One surprising fact about Ray is she had no formal training. Instead, the 51-year-old New York native spent years working in the food industry, both selling and serving, before transitioning to television star after getting spotted teaching her now-famous 30 Minute Meals classes.
Ray has been showing off her quirky personality the whole time, which explains why fans are still so enamored by her. And part of that is all the silly words she’s made up, including one that became a dictionary-official acronym.
Choup and Stoup
Rachael Ray has a distinct word for the specific consistency of liquid dish that’s not quite a soup and not quite a chowder. It’s a very fine line that only certain dishes fall under. But it’s still so fun to say. Chowder + soup = choup, of course.

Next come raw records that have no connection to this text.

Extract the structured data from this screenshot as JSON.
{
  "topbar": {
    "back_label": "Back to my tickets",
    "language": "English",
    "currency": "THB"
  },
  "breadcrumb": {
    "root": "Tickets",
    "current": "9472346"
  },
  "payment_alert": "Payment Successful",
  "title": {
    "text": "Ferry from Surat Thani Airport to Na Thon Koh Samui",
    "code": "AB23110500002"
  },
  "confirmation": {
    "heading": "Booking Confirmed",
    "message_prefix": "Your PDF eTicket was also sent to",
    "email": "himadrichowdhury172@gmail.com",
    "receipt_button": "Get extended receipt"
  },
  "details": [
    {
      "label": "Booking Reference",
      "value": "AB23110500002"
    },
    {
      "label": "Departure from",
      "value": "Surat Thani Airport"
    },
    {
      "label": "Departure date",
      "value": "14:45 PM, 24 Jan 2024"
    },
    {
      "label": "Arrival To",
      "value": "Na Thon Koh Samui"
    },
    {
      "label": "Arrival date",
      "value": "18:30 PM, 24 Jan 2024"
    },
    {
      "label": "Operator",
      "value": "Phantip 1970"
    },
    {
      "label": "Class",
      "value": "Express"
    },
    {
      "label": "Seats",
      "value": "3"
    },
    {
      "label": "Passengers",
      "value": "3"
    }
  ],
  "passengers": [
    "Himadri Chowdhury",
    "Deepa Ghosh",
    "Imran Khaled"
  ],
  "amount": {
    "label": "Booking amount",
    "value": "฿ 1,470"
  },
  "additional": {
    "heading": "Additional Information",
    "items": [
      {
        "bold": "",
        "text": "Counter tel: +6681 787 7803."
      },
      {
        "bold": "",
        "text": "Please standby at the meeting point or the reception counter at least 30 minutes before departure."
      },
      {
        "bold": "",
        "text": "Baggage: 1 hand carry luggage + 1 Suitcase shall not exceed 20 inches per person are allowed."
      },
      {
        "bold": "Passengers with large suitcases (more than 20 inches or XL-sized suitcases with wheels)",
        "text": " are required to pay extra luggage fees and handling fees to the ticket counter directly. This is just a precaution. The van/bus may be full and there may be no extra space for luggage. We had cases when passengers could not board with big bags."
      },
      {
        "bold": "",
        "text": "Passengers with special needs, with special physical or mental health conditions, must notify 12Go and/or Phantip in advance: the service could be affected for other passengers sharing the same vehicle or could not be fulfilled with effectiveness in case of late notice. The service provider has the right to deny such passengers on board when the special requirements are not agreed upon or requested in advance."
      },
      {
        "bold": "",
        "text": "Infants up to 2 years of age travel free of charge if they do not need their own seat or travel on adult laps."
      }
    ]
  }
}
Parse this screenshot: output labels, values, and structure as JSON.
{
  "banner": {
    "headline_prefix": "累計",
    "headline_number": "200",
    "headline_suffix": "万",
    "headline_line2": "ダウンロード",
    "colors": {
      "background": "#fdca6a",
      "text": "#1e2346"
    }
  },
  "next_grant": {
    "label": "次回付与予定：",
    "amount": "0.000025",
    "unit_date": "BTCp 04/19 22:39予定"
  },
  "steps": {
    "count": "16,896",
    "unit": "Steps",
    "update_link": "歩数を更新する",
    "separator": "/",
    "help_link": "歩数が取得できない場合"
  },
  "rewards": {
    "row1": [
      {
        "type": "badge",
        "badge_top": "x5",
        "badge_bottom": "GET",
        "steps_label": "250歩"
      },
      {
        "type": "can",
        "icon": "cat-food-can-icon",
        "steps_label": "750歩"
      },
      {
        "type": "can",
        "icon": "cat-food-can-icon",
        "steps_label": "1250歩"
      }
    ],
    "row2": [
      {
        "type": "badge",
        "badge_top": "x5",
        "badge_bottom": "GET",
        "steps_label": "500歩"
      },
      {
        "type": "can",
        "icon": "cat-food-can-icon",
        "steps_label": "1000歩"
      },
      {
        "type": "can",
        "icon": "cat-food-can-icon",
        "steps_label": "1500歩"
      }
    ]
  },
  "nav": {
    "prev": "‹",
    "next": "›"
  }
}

Meanwhile, don’t confuse choup with stoup, which is a totally different consistency. As you may have guessed, stoup is a cross between stew and soup that’s not quite one and not quite the other.
So many of Ray’s fun words are just shorter, cuter versions of the original. That’s exactly the case with sammie, which is how Ray refers to sandwiches. Some haters call it annoying, but Ray’s fans just think ‘sammie’ is another endearing word from Ray’s arsenal.
Most casual cooks have heard the acronym EVOO used to describe extra virgin olive oil. But you may be surprised to know that this genius abbreviation comes from Rachael Ray. It was even officially added to the Oxford English Dictionary.
It sounds like some kind of creepy Halloween costume, but in Rachael Ray’s world, a spoonula is a spatula with a bowl-like scooper instead of a flat end. It comes in handy for all sorts of dishes and if you have trouble finding one at Williams Sonoma, you can always purchase a spoonula of your very own from Ray’s product line.
How do you describe your food? Do you use the classic “delicious” or go a little more highbrow with “delectable”? Would you ever call your meal “toothsome”?
Rachael Ray isn’t interested in all that fancy talk. Instead, she has her own word for an especially appetizing meal. She just calls it Yum-o and we all love her a little more for it.
She may not have officially coined the term delish, but she is guilty of using it when anything she’s eating is extra Yum-O.
Two turns of the pan
According to Ray, she writes in freehand equivalents because using precise measurements, “takes away from the creative process of cooking.” Two turns of the pan means approximately two tablespoons when you’re describing how much EVOO to use.
How good is that?
It’s a rhetorical question, of course. If you’re eating anything Rachael Ray suggested, you know it’s good. Possibly even delish.